My code does not use SVC or switch_context_exit. But in nRF SDK 15 all the SD calls are made through SVC. One potential cause for the crashes might be that some of those SVCs are "leaked" from the SD trampoline to the RIOT side. I'll try to test this hypothesis, too, once I'm there. However, I have hard time seeing how changing the order of those two lines would help for that.

Furthermore, I'm preparing a separate PR on the interrupt priorities, as changing the PendSV to a lower subpriority was also needed to completely stop the crashes we were experiencing. However, enabling subpriorities is a clear case that a) can be easily made a configuration option and b) would be also useful for other people than with nRF52 SD. Hence, I'm preparing a separate PR out of it.
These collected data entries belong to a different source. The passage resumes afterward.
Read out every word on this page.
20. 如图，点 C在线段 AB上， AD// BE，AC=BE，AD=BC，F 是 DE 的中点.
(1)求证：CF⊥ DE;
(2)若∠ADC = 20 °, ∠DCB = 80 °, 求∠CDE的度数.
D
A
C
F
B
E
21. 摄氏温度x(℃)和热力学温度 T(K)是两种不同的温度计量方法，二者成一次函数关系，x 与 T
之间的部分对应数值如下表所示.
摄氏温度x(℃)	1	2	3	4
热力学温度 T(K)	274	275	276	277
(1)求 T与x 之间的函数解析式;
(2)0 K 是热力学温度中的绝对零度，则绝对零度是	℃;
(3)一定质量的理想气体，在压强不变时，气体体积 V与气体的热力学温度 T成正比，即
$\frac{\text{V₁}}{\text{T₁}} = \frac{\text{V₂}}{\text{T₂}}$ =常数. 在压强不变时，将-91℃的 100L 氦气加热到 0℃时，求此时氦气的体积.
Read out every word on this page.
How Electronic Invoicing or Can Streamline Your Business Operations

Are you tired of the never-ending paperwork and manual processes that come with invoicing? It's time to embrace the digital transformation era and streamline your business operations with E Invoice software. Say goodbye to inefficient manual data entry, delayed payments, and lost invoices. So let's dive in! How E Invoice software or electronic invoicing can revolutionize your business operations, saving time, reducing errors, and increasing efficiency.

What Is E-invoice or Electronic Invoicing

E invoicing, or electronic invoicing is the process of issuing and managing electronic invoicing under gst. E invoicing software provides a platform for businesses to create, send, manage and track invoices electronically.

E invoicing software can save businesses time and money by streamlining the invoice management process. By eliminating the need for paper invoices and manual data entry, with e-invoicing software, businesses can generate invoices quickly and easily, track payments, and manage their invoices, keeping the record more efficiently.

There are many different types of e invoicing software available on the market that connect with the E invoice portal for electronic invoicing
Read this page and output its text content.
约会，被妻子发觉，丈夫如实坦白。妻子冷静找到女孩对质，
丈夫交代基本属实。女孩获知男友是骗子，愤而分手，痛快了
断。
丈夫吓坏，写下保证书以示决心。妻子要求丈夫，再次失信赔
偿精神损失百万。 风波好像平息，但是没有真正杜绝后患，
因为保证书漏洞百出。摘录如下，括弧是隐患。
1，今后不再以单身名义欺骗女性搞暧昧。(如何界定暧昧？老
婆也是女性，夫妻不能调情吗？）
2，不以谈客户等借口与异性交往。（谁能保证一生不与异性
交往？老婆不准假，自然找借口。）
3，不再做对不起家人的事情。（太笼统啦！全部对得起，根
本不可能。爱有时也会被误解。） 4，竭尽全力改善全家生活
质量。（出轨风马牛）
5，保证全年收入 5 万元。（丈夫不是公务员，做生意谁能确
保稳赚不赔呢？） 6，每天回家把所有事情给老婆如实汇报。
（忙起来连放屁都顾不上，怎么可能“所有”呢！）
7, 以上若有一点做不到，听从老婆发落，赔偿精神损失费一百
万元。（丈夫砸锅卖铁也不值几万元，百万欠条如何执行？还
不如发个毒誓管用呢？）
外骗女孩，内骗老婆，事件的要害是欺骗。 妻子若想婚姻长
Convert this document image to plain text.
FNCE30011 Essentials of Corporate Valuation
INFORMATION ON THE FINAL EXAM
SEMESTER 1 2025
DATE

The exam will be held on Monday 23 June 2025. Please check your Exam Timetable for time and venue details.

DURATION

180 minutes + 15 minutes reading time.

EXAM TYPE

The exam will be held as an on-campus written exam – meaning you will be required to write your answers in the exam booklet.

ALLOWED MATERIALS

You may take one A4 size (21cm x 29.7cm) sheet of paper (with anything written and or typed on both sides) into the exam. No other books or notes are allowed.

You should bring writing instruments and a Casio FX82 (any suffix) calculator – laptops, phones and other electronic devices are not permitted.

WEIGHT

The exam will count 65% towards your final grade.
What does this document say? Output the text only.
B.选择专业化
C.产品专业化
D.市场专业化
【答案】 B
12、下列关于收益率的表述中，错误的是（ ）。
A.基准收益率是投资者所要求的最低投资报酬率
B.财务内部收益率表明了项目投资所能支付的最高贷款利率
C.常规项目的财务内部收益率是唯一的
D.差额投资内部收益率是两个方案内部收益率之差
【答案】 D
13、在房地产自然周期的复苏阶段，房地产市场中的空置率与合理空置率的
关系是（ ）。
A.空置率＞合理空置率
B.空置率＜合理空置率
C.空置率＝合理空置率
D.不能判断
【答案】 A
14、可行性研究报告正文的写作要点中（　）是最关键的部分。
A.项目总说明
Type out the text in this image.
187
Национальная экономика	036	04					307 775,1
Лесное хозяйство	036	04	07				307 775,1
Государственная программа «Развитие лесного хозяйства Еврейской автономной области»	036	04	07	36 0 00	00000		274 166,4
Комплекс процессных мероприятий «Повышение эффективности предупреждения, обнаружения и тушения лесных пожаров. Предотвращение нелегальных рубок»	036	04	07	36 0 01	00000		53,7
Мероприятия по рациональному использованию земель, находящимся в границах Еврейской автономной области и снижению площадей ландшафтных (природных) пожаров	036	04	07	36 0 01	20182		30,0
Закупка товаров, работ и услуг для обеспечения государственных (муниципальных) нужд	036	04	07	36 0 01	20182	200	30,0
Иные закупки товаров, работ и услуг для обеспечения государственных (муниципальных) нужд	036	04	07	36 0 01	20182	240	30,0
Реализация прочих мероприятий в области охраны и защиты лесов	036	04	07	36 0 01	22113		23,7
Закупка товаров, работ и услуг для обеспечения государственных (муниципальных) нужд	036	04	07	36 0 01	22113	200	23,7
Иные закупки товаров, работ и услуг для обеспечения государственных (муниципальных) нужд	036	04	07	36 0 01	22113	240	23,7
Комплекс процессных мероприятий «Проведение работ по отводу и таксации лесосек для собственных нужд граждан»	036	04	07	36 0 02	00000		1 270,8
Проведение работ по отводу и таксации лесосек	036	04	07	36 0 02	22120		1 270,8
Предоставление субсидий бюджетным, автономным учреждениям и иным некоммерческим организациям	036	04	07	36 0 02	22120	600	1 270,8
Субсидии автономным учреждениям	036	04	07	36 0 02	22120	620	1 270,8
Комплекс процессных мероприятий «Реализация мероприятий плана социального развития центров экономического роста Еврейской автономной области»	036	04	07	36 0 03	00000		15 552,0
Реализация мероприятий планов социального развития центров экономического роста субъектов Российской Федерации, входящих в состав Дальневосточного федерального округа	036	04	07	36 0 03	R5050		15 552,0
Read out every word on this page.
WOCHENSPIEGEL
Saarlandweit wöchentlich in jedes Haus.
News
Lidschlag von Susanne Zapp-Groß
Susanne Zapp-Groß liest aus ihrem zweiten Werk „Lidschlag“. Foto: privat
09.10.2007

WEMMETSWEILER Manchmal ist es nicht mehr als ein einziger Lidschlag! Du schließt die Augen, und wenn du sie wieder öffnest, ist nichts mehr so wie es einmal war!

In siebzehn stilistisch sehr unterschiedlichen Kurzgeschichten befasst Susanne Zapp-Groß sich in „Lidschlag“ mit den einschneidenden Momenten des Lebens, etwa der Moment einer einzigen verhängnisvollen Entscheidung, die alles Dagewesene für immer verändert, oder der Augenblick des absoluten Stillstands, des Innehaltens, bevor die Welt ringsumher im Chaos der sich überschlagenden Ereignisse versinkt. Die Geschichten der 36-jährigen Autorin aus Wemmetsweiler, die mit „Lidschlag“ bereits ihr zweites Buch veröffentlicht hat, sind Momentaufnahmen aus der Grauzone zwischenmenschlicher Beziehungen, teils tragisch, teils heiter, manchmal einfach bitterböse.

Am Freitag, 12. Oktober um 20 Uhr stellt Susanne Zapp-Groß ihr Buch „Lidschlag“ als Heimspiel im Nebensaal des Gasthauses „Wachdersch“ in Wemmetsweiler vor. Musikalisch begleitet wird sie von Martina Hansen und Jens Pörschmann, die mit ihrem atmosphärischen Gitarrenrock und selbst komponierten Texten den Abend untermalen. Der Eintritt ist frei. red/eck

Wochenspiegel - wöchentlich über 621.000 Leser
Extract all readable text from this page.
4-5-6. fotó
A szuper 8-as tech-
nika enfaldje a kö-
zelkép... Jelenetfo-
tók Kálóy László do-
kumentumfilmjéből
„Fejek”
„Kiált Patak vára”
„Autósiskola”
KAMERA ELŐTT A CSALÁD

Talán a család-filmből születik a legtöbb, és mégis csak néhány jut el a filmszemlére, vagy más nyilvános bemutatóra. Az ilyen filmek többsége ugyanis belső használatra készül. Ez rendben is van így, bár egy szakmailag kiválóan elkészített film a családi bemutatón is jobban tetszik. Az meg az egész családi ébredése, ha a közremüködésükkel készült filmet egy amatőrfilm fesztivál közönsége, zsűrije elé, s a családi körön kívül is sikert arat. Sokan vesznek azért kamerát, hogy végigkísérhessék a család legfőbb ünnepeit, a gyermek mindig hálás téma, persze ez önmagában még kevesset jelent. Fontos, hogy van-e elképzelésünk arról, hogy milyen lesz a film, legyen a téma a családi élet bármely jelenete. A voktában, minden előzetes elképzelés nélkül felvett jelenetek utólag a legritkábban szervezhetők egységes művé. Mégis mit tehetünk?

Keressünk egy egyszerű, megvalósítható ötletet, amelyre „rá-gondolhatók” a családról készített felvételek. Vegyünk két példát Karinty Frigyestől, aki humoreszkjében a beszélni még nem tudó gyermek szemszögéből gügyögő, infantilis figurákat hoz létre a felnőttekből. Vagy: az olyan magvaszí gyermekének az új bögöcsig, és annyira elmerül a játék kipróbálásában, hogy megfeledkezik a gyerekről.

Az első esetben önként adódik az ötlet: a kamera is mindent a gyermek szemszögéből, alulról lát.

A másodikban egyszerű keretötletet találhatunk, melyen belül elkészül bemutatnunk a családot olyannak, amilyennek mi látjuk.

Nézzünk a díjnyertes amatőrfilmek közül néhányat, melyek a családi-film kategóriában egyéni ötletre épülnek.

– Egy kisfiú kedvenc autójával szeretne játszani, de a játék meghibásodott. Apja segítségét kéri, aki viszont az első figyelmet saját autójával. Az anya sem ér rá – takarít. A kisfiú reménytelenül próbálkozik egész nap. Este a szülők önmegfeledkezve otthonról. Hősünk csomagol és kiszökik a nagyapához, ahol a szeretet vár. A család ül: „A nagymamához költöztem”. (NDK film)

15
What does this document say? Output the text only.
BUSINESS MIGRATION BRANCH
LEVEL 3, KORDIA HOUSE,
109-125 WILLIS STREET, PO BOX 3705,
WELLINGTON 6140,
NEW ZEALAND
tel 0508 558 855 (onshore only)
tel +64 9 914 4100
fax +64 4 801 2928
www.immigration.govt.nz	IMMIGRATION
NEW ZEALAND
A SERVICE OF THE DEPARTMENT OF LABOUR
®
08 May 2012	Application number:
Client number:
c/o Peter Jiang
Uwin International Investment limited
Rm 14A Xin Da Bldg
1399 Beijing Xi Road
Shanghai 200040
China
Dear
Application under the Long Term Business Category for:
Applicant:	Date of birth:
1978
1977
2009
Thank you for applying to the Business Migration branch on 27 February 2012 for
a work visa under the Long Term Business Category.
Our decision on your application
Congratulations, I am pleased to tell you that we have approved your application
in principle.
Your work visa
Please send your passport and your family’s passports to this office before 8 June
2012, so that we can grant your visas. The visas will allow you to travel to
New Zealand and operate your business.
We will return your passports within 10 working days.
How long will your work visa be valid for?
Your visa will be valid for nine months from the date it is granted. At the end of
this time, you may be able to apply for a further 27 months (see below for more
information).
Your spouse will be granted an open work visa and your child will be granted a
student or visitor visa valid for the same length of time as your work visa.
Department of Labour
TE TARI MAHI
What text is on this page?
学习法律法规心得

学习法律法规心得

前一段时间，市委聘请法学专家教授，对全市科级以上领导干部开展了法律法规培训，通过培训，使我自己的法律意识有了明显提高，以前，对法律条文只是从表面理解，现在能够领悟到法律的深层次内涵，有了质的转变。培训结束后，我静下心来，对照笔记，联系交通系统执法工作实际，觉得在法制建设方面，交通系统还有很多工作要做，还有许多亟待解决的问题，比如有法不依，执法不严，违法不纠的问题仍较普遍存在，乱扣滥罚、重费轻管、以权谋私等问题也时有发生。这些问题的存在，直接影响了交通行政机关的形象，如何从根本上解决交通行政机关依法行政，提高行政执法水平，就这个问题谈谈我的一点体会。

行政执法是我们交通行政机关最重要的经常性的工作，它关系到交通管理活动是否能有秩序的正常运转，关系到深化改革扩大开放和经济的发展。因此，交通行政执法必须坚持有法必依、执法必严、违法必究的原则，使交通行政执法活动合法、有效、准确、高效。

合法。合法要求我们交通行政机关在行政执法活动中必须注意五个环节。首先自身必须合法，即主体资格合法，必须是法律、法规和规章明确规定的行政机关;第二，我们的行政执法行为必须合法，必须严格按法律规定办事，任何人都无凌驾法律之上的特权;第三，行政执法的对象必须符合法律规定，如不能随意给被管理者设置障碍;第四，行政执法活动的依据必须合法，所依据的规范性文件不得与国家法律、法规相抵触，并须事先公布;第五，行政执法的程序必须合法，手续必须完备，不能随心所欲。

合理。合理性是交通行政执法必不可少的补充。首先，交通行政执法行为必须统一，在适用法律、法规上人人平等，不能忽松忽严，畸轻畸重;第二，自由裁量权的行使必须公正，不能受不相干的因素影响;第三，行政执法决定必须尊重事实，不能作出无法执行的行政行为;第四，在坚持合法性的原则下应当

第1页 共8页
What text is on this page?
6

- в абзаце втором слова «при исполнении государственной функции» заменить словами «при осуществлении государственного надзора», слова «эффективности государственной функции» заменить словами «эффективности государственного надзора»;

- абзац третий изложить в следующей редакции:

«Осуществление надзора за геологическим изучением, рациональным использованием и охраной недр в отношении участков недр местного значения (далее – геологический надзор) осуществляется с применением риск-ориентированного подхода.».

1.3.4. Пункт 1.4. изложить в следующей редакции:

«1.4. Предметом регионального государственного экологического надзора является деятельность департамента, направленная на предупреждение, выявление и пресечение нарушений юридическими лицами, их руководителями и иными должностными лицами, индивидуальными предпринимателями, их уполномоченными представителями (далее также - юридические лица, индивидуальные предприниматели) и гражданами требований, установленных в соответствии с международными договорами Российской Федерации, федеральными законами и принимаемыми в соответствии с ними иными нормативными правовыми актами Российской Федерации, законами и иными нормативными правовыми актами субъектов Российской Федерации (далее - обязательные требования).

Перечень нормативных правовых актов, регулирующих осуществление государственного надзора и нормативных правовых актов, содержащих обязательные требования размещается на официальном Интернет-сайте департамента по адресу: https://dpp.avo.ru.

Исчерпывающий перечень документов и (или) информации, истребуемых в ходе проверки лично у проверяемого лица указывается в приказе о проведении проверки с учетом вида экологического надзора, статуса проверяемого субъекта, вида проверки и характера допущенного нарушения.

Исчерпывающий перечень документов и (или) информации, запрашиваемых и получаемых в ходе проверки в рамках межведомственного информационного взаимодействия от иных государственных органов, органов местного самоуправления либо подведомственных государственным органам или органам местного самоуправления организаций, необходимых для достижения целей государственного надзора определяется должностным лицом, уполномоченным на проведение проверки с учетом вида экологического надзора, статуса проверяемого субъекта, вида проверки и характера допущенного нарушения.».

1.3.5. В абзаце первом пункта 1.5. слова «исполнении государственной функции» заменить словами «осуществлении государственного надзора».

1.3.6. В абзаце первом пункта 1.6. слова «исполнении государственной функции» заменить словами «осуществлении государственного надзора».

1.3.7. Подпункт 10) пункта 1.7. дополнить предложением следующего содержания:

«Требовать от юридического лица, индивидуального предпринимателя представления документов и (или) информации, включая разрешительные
After these two changes (this one, i.e. the order of lines, and PendSV subpriority), our system has been without crashes. However, we still experience thread lockups. That is, all of our IO-bound threads (three of them) lock up at some point, some of them more often and some more seldom. It usually takes tens of minutes before any of them locks up, sometimes hours, seldomly just minutes. Everything else continues smoothly. The lockup is apparently related to the same issues. I'll come to that also, later, once this one and the PendSV priorities are in better shape.

[pekkanikander]

I don't think there is any realistic chance of getting this fixed for this release. We don't even have a reliable easily available test case yet. Please drop from this release.